The vital force of labor added materially to the highest standard of living and the greatest production the world has ever known and has brought us closer to the realization of our traditional ideals of economic and political democracy. It is appropriate, therefore, that the nation pay tribute on Labor Day to the creator of so much of the nation's strength, freedom, and leadership — the American worker. -US Department of Labor

 

The first Labor Day celebrations were in the early 1880s in New York City when labor  organizations would plan a day of demonstrations and picnics.

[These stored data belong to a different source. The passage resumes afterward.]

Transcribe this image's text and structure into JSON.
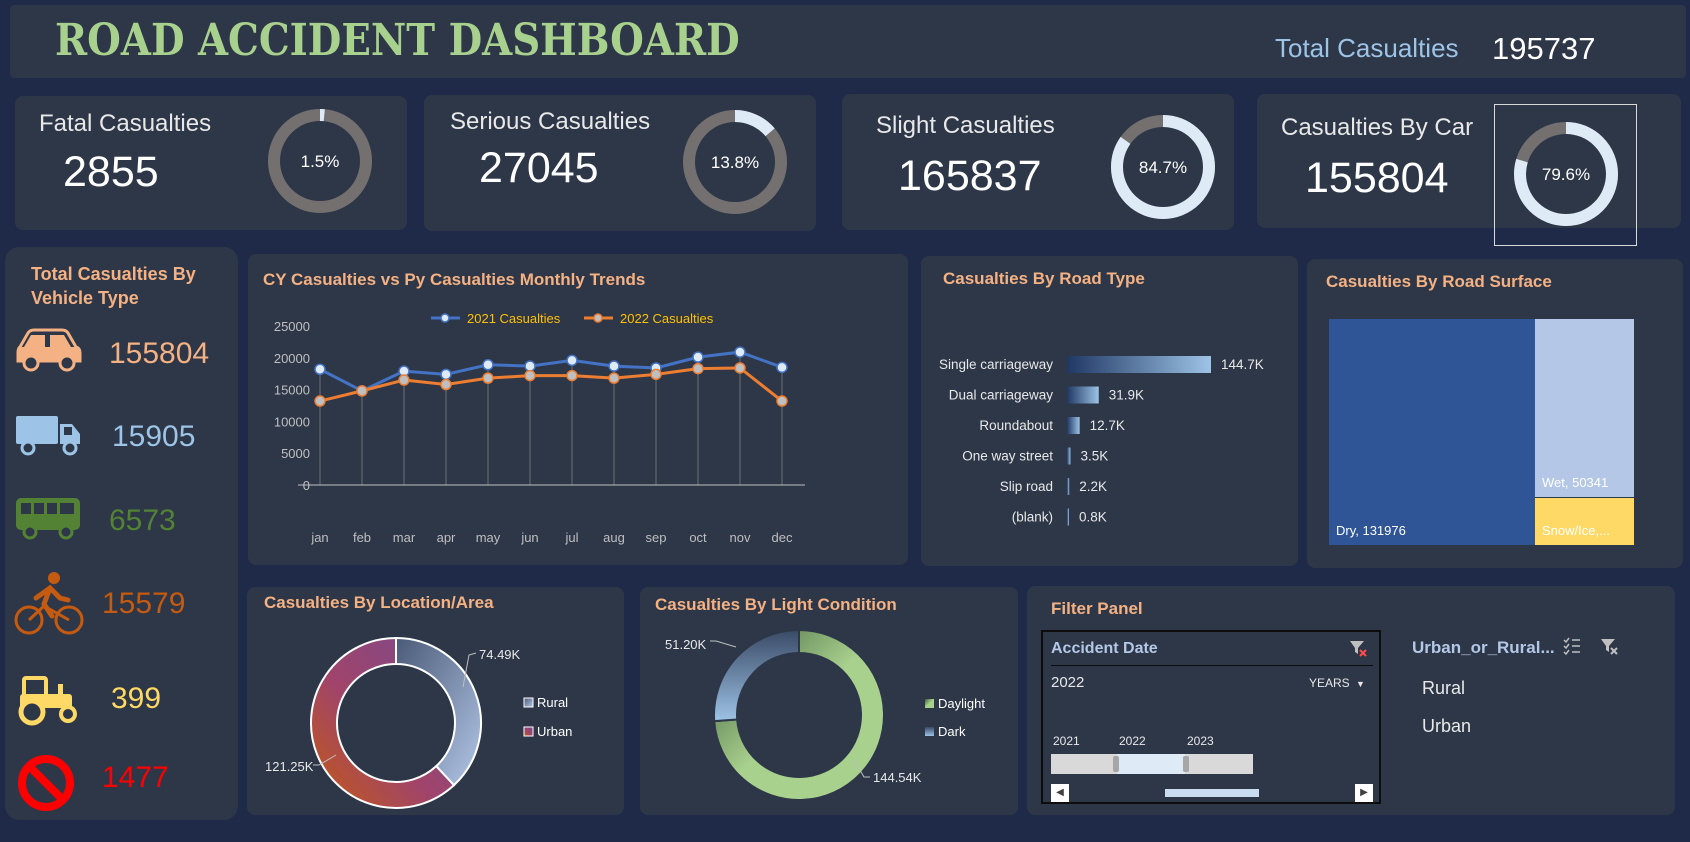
{
  "header": {
    "title": "ROAD ACCIDENT DASHBOARD",
    "total_label": "Total Casualties",
    "total_value": "195737"
  },
  "kpis": {
    "fatal": {
      "label": "Fatal  Casualties",
      "value": "2855",
      "pct_label": "1.5%",
      "pct": 1.5
    },
    "serious": {
      "label": "Serious Casualties",
      "value": "27045",
      "pct_label": "13.8%",
      "pct": 13.8
    },
    "slight": {
      "label": "Slight Casualties",
      "value": "165837",
      "pct_label": "84.7%",
      "pct": 84.7
    },
    "car": {
      "label": "Casualties By Car",
      "value": "155804",
      "pct_label": "79.6%",
      "pct": 79.6
    }
  },
  "vehicle_panel": {
    "title_line1": "Total  Casualties By",
    "title_line2": "Vehicle Type",
    "items": [
      {
        "icon": "car-icon",
        "value": "155804",
        "color": "#f4b183"
      },
      {
        "icon": "truck-icon",
        "value": "15905",
        "color": "#9dc3e6"
      },
      {
        "icon": "bus-icon",
        "value": "6573",
        "color": "#548235"
      },
      {
        "icon": "bicycle-icon",
        "value": "15579",
        "color": "#c55a11"
      },
      {
        "icon": "tractor-icon",
        "value": "399",
        "color": "#ffd966"
      },
      {
        "icon": "prohibited-icon",
        "value": "1477",
        "color": "#ff0000"
      }
    ]
  },
  "colors": {
    "background": "#1e2a47",
    "panel": "#2d3748",
    "accent_title": "#f4b183",
    "series_2021": "#4472c4",
    "series_2022": "#ed7d31"
  },
  "monthly_chart": {
    "title": "CY Casualties vs Py Casualties Monthly Trends",
    "chart_data": {
      "type": "line",
      "categories": [
        "jan",
        "feb",
        "mar",
        "apr",
        "may",
        "jun",
        "jul",
        "aug",
        "sep",
        "oct",
        "nov",
        "dec"
      ],
      "series": [
        {
          "name": "2021 Casualties",
          "values": [
            18200,
            14800,
            17900,
            17400,
            18900,
            18700,
            19600,
            18700,
            18400,
            20100,
            20900,
            18500
          ]
        },
        {
          "name": "2022 Casualties",
          "values": [
            13200,
            14800,
            16500,
            15800,
            16800,
            17200,
            17200,
            16800,
            17400,
            18300,
            18400,
            13200
          ]
        }
      ],
      "yticks": [
        "25000",
        "20000",
        "15000",
        "10000",
        "5000",
        "0"
      ],
      "ylim": [
        0,
        25000
      ]
    }
  },
  "road_type_chart": {
    "title": "Casualties By Road Type",
    "chart_data": {
      "type": "bar",
      "categories": [
        "Single carriageway",
        "Dual carriageway",
        "Roundabout",
        "One way street",
        "Slip road",
        "(blank)"
      ],
      "values": [
        144.7,
        31.9,
        12.7,
        3.5,
        2.2,
        0.8
      ],
      "labels": [
        "144.7K",
        "31.9K",
        "12.7K",
        "3.5K",
        "2.2K",
        "0.8K"
      ]
    }
  },
  "surface_chart": {
    "title": "Casualties By Road Surface",
    "chart_data": {
      "type": "treemap",
      "items": [
        {
          "name": "Dry",
          "value": 131976,
          "label": "Dry, 131976"
        },
        {
          "name": "Wet",
          "value": 50341,
          "label": "Wet, 50341"
        },
        {
          "name": "Snow/Ice",
          "label": "Snow/Ice,..."
        }
      ]
    }
  },
  "location_chart": {
    "title": "Casualties By Location/Area",
    "chart_data": {
      "type": "pie",
      "categories": [
        "Rural",
        "Urban"
      ],
      "values": [
        74.49,
        121.25
      ],
      "labels": [
        "74.49K",
        "121.25K"
      ]
    }
  },
  "light_chart": {
    "title": "Casualties By Light Condition",
    "chart_data": {
      "type": "pie",
      "categories": [
        "Daylight",
        "Dark"
      ],
      "values": [
        144.54,
        51.2
      ],
      "labels": [
        "144.54K",
        "51.20K"
      ]
    }
  },
  "filter_panel": {
    "title": "Filter Panel",
    "date_slicer": {
      "title": "Accident Date",
      "selected": "2022",
      "level": "YEARS",
      "years": [
        "2021",
        "2022",
        "2023"
      ]
    },
    "area_slicer": {
      "title": "Urban_or_Rural...",
      "options": [
        "Rural",
        "Urban"
      ]
    }
  }
}
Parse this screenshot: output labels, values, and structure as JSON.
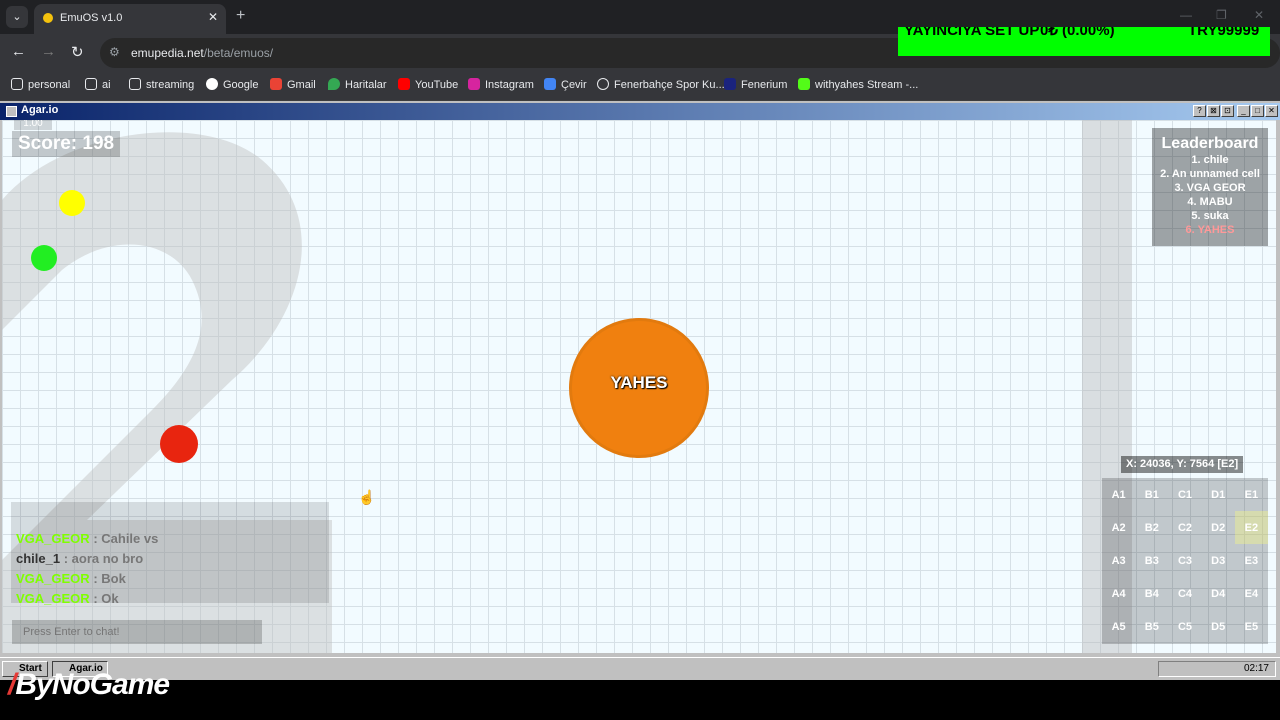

On September 5, 1882, 10,000 workers took unpaid time off to march from City Hall to Union Square in New York City, holding the first Labor Day parade in U.S. history. The idea of a “workingmen’s holiday,” celebrated on the first Monday in September, caught on in other industrial centers across the country, and many states passed legislation recognizing it. - History.com

The first state to pass Labor Day legislation was Oregon in 1887. On June 28th, 1894 Congress passed a law making the first Monday in September the federal Labor Day holiday.

As we grill and chill this weekend keep in mind the people that worked to create the weekend. And worked to provide a path to upward mobility. While you grill think about the people that raised that cow, grew the food to feed that cow, drove it to market, work in the processing plant, stock the shelves at the store and checked you out at that store. Have a happy Labor Day, we worked (and work) hard for it.